Please refer to the package insert for complete warnings and contraindications (currently a Blocking data gap — full label text not yet retrieved).
Conclusion and Next Steps
Decision: Hold
Rationale: The top TxGNN-predicted indication — Psychogenic Movement Disorders — has no clinical trials, no supporting literature, and no credible mechanistic hypothesis linking cholinergic enhancement to functional/psychogenic movement pathology. The model’s high score (99.23%) most likely reflects knowledge graph structural proximity to movement disorder categories rather than true biological relevance. Without any foundational evidence, advancing this specific indication is not justified at this stage.
To proceed, the following is needed:
- Reprioritise the candidate pipeline: Evaluate Lingual-Facial-Buccal Dyskinesia (rank 8, L3 evidence — supported by two Cochrane reviews on cholinergic treatment of tardive dyskinesia) and Chronic Tic Disorder (rank 2, L4 evidence — open-label study and animal models) as the primary repurposing leads
- Retrieve MOA data: Complete DrugBank API query for full mechanism of action (currently a High-severity data gap)

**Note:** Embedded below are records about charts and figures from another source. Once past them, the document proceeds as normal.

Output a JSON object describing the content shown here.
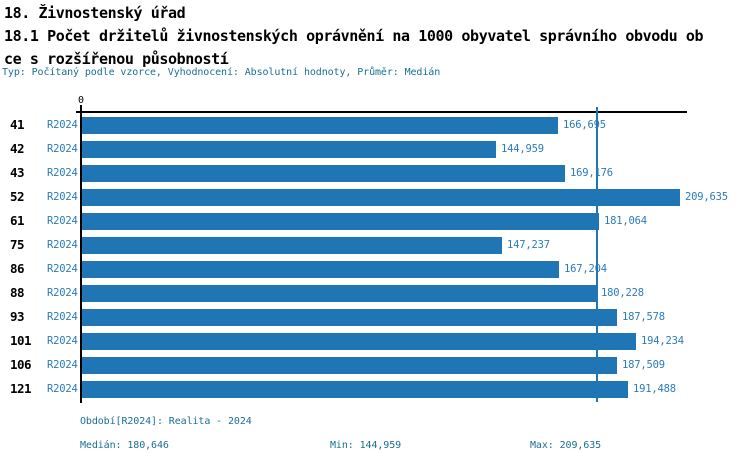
{
  "header": {
    "title": "18. Živnostenský úřad",
    "subtitle_line1": "18.1 Počet držitelů živnostenských oprávnění na 1000 obyvatel správního obvodu ob",
    "subtitle_line2": "ce s rozšířenou působností",
    "meta": "Typ: Počítaný podle vzorce, Vyhodnocení: Absolutní hodnoty, Průměr: Medián"
  },
  "chart_data": {
    "type": "bar",
    "orientation": "horizontal",
    "categories": [
      "41",
      "42",
      "43",
      "52",
      "61",
      "75",
      "86",
      "88",
      "93",
      "101",
      "106",
      "121"
    ],
    "series_label": "R2024",
    "values": [
      166695,
      144959,
      169176,
      209635,
      181064,
      147237,
      167204,
      180228,
      187578,
      194234,
      187509,
      191488
    ],
    "value_labels": [
      "166,695",
      "144,959",
      "169,176",
      "209,635",
      "181,064",
      "147,237",
      "167,204",
      "180,228",
      "187,578",
      "194,234",
      "187,509",
      "191,488"
    ],
    "axis_zero_label": "0",
    "xlim": [
      0,
      212000
    ],
    "grid": false,
    "legend_position": "none",
    "median": 180646,
    "min": 144959,
    "max": 209635,
    "bar_color": "#2075B4",
    "median_line_color": "#2075B4"
  },
  "footer": {
    "period": "Období[R2024]: Realita - 2024",
    "median": "Medián: 180,646",
    "min": "Min: 144,959",
    "max": "Max: 209,635"
  }
}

- Obtain full safety label: Download and parse the package insert from the appropriate regulatory authority to resolve the Blocking data gap for warnings and contraindications
- Conduct a formal S1 safety evaluation: Before any clinical investigation, assess risk-benefit in the target population (including the safety paradox documented in PMID 40224553 — AChEIs can themselves induce movement disorders)
- Assess India registration pathway: Donepezil is not currently marketed in India; confirm regulatory strategy before any repurposing trial design
⚠️ This report is for research reference only and does not constitute medical advice. All drug repurposing candidates require clinical validation before application.
Disclaimer
This content is for research purposes only and does not constitute medical advice. Clinical validation is required before any clinical application.